On the dynamics of the Pappus-Steiner map

TL;DR

This paper introduces a new two-dimensional dynamical system derived from classical projective geometry theorems, analyzes its properties, and characterizes prime fields where periodic points exist, leading to a Galois-theoretic conjecture.

Contribution

It formulates an explicit dynamical system from Pappus and Steiner theorems, studies its properties, and connects prime periodic points to Galois theory, also relating Leisenring's theorem to the same system.

Findings

Explicit formula for the dynamical system derived from classical theorems.

Characterization of primes with periodic points using Artin reciprocity.
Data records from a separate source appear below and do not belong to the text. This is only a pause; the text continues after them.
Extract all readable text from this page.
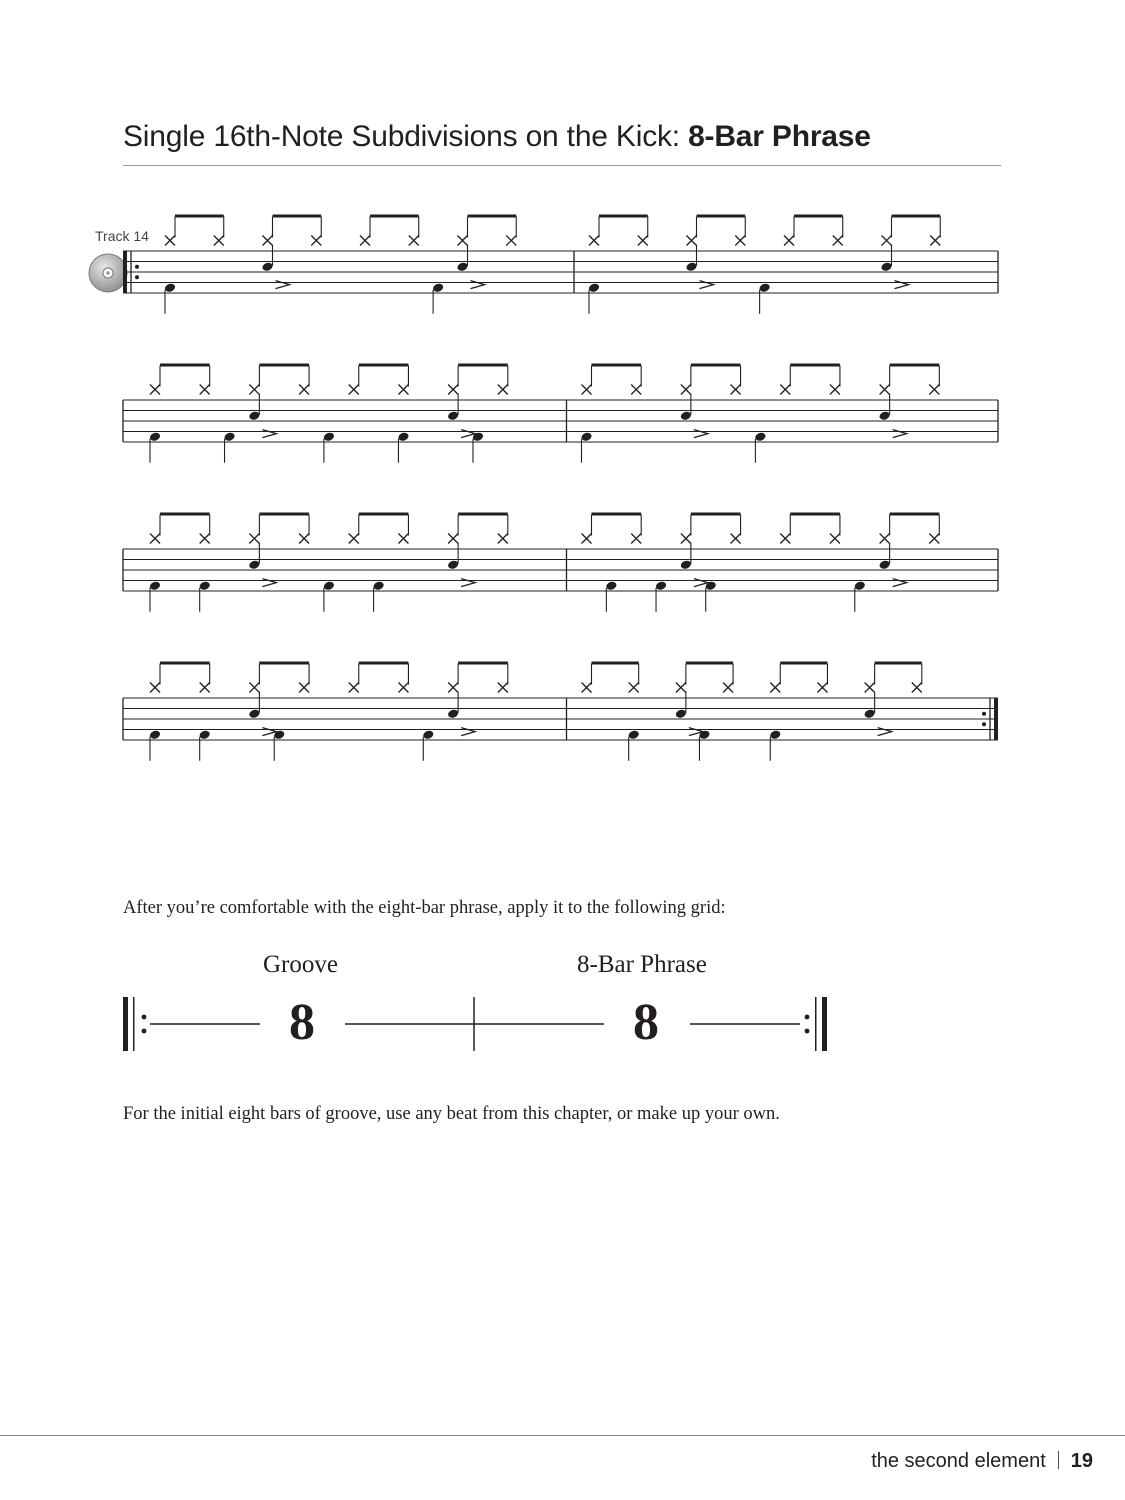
Single 16th-Note Subdivisions on the Kick: 8-Bar Phrase
Track 14
After you’re comfortable with the eight-bar phrase, apply it to the following grid:
Groove	8-Bar Phrase
8	8
For the initial eight bars of groove, use any beat from this chapter, or make up your own.
the second element 19
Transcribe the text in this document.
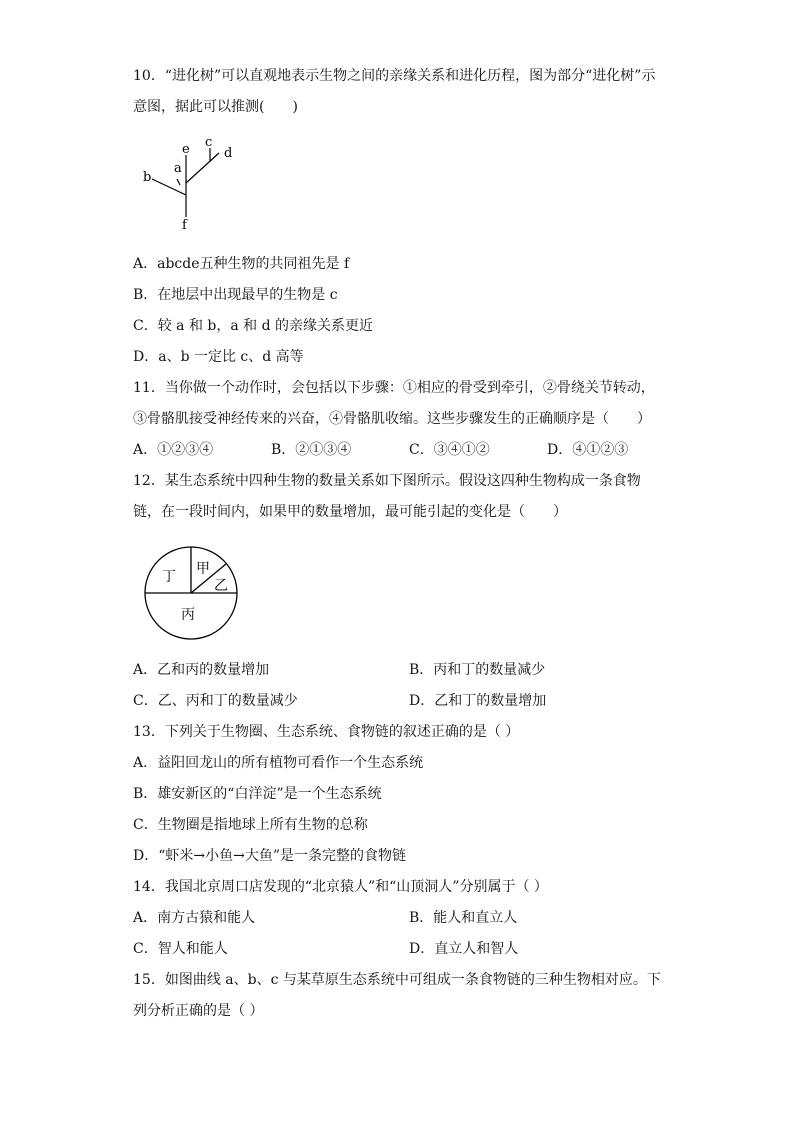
10．“进化树”可以直观地表示生物之间的亲缘关系和进化历程，图为部分“进化树”示
意图，据此可以推测(　　)
e c
d
a
b
f
A．abcde五种生物的共同祖先是 f
B．在地层中出现最早的生物是 c
C．较 a 和 b，a 和 d 的亲缘关系更近
D．a、b 一定比 c、d 高等
11．当你做一个动作时，会包括以下步骤：①相应的骨受到牵引，②骨绕关节转动，
③骨骼肌接受神经传来的兴奋，④骨骼肌收缩。这些步骤发生的正确顺序是（　　）
A．①②③④	B．②①③④	C．③④①②	D．④①②③
12．某生态系统中四种生物的数量关系如下图所示。假设这四种生物构成一条食物
链，在一段时间内，如果甲的数量增加，最可能引起的变化是（　　）
丁 甲
乙
丙
A．乙和丙的数量增加	B．丙和丁的数量减少
C．乙、丙和丁的数量减少	D．乙和丁的数量增加
13．下列关于生物圈、生态系统、食物链的叙述正确的是（ ）
A．益阳回龙山的所有植物可看作一个生态系统
B．雄安新区的“白洋淀”是一个生态系统
C．生物圈是指地球上所有生物的总称
D．“虾米→小鱼→大鱼”是一条完整的食物链
14．我国北京周口店发现的“北京猿人”和“山顶洞人”分别属于（ ）
A．南方古猿和能人	B．能人和直立人
C．智人和能人	D．直立人和智人
15．如图曲线 a、b、c 与某草原生态系统中可组成一条食物链的三种生物相对应。下
列分析正确的是（ ）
Connection between geometric theorems and Galois-theoretic conjectures.

Abstract

We extract a two-dimensional dynamical system from the theorems of Pappus and Steiner in classical projective geometry. We calculate an explicit formula for this system, and study its elementary geometric properties. Then we use Artin reciprocity to characterise all sufficiently large primes $p$ for which this system admits periodic points of orders $3$ and $4$ over the field ${\mathbb F}_p$; this leads to an unexpected Galois-theoretic conjecture for $n$-periodic points. We also give a short discussion of Leisenring's theorem, and show that it leads to the same dynamical system as the Pappus-Steiner theorem. The appendix contains a computer-aided analysis of this system over the field of real numbers.